Regarding network components, as network infrastructures get more complex with multiple cloud vendors responsible for delivering services, the risks to businesses increases. I&O leaders should build the know-how in their organizations to sense network elements such as BGP, TCP, DNS, and NTP responding within appropriate parameters and be able to quickly drill down to identify cause(s).
- How long does it take to reach a location?
- What is the path to reach a location?
Focus on Outcomes
Now back to the central tenet of my learning, which is that I&O leaders need to leverage their newer monitoring capabilities (newer tools, skills, processes) and embed them to business-critical metrics. Miland said, “The only right service is the one with business value.” To me, this means two inextricably but often convoluted things. One is focusing on the dev and ops lifecycle with metrics like reduced mean time to detect (MTTD), improved service performance (speed, availability, reliability), reduced “noise” (i.e., false negatives, war room calls), and reduced dev and ops workload (due to continuous dev testing, proactive ops monitoring). In the Cisco Systems Panel Discussion “Managing Business and Application Performance in Digital Enterprises” (moderated by former Gartner analyst Jonah Kowall), United Airlines’ Director of Application Performance Management Bill Hineline exhorted that they experienced a “40% drop in diagnosis time” pre-APM by eliminating “server hokey pokey” et al. practices through using APM in the application lifecycle (QA, load test, etc. ) of their apps.
But given the massive shift to cloud-only era (and throw in some API economy and IOT “lighter fluid”) where both digital innovation AND what I call digital renovation (where core services like Office, CRM, etc. are rapidly migrating/moving to the cloud), I&O leaders need to instrument tooling and change capabilities to increasingly connect dev and ops metrics to business value. Both Hank and Miland said to “change focus from (only) inward to customer experience success.” There are many high profile public examples of the negative business impact of poor online service such as the AWS S3 outage, which one source estimated it cost S&P 500 companies $150 million, and U.S. financial-service companies $160 million in lost revenue. And Macy’s intermittent Black Friday and Cyber Monday “mini-outages” clearly showed the business impact goes beyond revenue to negative brand sentiment. Also consider the impact of poor internal service delivery of business-critical services like CRM, web conferencing, call centers, collaboration, and the list goes on.

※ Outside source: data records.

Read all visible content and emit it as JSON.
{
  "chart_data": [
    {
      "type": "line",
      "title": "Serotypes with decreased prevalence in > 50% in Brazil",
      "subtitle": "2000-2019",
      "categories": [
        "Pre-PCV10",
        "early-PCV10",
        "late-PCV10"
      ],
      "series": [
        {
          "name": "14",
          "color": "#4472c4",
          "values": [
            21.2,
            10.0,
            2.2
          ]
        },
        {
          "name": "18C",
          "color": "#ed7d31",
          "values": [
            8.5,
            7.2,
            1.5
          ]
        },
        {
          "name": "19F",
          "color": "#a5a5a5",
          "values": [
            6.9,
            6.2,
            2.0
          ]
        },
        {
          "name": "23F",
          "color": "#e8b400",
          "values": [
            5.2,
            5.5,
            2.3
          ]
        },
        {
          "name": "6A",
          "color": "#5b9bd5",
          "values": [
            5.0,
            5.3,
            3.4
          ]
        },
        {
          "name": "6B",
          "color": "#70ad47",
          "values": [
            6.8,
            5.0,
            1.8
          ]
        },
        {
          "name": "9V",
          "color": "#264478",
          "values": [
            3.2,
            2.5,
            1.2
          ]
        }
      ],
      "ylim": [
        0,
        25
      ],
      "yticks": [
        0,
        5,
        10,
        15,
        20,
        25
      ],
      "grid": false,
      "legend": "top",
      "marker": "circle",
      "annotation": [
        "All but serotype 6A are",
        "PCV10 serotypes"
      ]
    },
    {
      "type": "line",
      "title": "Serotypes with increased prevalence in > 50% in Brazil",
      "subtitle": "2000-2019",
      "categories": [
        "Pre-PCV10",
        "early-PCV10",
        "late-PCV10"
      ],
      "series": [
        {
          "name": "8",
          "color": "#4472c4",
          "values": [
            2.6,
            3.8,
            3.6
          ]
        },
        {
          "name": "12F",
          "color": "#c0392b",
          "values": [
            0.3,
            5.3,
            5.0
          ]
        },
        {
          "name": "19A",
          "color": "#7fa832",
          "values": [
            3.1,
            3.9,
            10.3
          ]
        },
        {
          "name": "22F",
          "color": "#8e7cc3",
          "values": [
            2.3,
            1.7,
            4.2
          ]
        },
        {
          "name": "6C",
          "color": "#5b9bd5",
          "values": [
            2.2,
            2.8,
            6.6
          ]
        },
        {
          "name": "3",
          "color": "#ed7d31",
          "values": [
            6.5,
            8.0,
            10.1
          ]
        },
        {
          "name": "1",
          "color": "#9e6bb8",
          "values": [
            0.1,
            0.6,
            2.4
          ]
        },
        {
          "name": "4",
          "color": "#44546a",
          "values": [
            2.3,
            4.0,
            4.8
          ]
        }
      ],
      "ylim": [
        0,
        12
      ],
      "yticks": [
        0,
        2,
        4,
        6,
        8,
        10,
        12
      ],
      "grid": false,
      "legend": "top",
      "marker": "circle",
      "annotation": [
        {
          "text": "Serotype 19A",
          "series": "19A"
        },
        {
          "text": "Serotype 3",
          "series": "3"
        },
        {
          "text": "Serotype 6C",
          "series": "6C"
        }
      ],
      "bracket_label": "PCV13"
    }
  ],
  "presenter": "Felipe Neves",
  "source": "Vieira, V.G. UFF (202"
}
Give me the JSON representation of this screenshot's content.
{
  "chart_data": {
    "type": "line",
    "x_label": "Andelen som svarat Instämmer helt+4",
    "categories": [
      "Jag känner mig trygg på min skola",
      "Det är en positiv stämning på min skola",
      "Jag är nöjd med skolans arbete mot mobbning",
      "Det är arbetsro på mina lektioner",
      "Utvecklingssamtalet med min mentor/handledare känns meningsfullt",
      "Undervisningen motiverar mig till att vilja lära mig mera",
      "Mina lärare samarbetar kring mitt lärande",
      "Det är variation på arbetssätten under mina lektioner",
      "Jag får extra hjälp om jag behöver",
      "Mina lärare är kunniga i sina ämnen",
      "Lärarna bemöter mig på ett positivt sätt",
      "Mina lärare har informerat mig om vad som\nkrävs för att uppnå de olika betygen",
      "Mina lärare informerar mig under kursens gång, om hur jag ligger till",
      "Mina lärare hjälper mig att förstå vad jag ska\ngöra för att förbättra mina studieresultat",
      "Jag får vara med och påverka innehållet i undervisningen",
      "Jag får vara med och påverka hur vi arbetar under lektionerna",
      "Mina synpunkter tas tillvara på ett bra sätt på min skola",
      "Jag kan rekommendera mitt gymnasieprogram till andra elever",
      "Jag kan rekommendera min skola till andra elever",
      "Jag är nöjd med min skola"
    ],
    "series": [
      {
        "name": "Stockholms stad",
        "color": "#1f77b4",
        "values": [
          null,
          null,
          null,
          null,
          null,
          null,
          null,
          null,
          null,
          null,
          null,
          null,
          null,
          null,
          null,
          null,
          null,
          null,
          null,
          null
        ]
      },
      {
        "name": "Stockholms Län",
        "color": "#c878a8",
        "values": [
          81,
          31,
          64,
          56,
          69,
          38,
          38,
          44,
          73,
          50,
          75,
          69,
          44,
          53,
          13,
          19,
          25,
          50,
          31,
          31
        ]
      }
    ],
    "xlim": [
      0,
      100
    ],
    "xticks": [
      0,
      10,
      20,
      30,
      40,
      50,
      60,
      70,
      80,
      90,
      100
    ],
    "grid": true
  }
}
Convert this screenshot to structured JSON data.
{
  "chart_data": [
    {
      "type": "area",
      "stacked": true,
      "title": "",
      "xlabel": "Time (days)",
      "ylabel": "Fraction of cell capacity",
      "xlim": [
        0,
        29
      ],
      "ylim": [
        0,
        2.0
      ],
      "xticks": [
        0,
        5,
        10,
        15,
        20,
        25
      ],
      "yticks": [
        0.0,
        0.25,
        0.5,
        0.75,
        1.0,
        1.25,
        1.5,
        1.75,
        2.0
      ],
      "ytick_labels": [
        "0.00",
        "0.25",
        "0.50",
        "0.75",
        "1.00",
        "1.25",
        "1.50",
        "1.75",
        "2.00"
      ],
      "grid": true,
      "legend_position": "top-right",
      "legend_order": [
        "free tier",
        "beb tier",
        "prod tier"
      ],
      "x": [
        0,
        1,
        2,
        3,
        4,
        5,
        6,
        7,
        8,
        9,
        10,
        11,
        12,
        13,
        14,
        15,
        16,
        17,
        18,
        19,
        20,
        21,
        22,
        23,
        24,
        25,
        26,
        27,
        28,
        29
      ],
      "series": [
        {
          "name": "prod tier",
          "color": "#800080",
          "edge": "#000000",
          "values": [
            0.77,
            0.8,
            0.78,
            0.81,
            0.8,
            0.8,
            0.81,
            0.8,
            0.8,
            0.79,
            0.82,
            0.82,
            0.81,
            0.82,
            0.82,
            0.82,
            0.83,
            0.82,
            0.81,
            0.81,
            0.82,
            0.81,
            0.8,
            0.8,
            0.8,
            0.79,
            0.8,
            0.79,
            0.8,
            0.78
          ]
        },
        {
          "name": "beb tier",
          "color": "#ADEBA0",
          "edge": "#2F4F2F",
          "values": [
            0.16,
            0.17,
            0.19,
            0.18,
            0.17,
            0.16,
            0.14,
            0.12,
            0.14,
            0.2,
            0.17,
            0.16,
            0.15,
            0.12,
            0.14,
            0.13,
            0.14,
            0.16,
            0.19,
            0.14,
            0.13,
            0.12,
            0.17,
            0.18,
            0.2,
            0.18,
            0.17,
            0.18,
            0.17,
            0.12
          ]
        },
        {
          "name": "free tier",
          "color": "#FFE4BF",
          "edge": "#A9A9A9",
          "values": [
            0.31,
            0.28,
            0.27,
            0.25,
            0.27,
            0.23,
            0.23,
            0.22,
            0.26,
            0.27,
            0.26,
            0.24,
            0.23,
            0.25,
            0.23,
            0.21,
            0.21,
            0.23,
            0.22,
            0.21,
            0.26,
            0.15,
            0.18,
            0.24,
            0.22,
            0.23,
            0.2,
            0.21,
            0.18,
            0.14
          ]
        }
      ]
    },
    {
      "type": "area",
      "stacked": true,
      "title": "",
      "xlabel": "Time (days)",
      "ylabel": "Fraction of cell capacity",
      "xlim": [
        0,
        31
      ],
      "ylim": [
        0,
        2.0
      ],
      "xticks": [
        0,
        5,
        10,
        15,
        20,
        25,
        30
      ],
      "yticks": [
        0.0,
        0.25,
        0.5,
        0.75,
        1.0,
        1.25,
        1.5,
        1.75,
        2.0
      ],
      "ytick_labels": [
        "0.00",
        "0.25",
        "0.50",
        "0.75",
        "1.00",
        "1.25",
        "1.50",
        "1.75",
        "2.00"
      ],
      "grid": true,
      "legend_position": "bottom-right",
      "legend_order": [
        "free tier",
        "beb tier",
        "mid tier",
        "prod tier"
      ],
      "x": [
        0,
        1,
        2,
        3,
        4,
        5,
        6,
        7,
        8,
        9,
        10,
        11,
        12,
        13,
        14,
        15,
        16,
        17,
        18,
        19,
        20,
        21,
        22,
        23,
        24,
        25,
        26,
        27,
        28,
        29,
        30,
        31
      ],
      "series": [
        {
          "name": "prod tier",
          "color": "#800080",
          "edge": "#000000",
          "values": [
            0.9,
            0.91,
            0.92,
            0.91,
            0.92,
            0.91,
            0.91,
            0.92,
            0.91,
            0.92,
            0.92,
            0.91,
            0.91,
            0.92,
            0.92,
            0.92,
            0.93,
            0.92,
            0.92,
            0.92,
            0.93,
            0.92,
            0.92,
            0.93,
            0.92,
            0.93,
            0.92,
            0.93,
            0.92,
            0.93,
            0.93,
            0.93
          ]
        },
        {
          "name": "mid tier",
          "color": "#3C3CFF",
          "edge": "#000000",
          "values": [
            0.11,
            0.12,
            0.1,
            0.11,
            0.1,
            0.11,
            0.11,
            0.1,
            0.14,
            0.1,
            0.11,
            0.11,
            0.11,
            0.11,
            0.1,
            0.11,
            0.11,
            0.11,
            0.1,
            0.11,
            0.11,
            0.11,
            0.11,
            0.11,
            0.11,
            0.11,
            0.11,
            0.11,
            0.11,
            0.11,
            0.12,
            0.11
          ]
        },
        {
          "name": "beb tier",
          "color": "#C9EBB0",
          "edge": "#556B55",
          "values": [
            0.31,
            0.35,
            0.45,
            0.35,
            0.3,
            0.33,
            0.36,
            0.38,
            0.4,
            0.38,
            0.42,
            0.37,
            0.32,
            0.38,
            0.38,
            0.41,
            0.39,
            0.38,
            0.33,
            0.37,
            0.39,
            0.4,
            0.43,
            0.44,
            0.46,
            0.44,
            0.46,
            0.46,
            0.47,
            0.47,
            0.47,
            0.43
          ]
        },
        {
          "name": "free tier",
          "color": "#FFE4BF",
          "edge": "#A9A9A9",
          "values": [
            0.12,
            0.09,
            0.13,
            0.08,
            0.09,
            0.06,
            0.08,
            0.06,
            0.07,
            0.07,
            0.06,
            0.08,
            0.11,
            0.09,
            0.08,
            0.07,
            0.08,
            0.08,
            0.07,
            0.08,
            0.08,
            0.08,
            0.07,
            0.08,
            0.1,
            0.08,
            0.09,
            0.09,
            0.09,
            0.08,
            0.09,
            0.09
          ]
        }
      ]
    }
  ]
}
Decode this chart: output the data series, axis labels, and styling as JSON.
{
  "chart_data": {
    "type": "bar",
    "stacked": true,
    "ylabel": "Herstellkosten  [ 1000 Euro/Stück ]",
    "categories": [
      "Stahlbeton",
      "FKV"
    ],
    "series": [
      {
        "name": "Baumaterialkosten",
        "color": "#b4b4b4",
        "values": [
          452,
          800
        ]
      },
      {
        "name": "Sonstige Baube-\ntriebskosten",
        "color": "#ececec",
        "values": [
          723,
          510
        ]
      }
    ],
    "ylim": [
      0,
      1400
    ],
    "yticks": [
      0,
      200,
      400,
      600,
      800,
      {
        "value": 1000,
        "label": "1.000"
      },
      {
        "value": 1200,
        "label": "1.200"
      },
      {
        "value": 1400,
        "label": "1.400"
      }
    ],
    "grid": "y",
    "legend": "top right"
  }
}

According to a study conducted by Visions Solutions, there are two types of costs associated with downtime and performance issues: direct and indirect. The direct cost category includes lost transaction revenue, wages, and inventory, as well as legal penalties obtained from an SLA breach. The loss of customer goodwill and business to competitors are considered indirect costs. All of these costs add up to actual dollar amounts that easily reach into the millions. I&O leaders need to instrument monitoring tools to provide the capabilities to correlate customer or end user experience directly to business metrics such as conversions, customer retention, cost, and revenue.
I learned a lot in my two days at Gartner’s ITOSS conference. The I&O industry is in a period of rapid change and disruption, and for businesses to survive and prosper in the digital era, I&O leaders need to continuously innovate and learn around cloud, API economy, new tooling and monitoring capabilities, and an obsessive focus on business outcomes. Miland admonished us all with William Pollard’s enduring quote, “The arrogance of success is to think that what you did yesterday will be sufficient for tomorrow.”
On behalf of Mehdi Daoudi and myself, I’d like to thank all the Gartner analysts and support staff for delivering an amazing conference experience, and we look forward to continuing our relationship.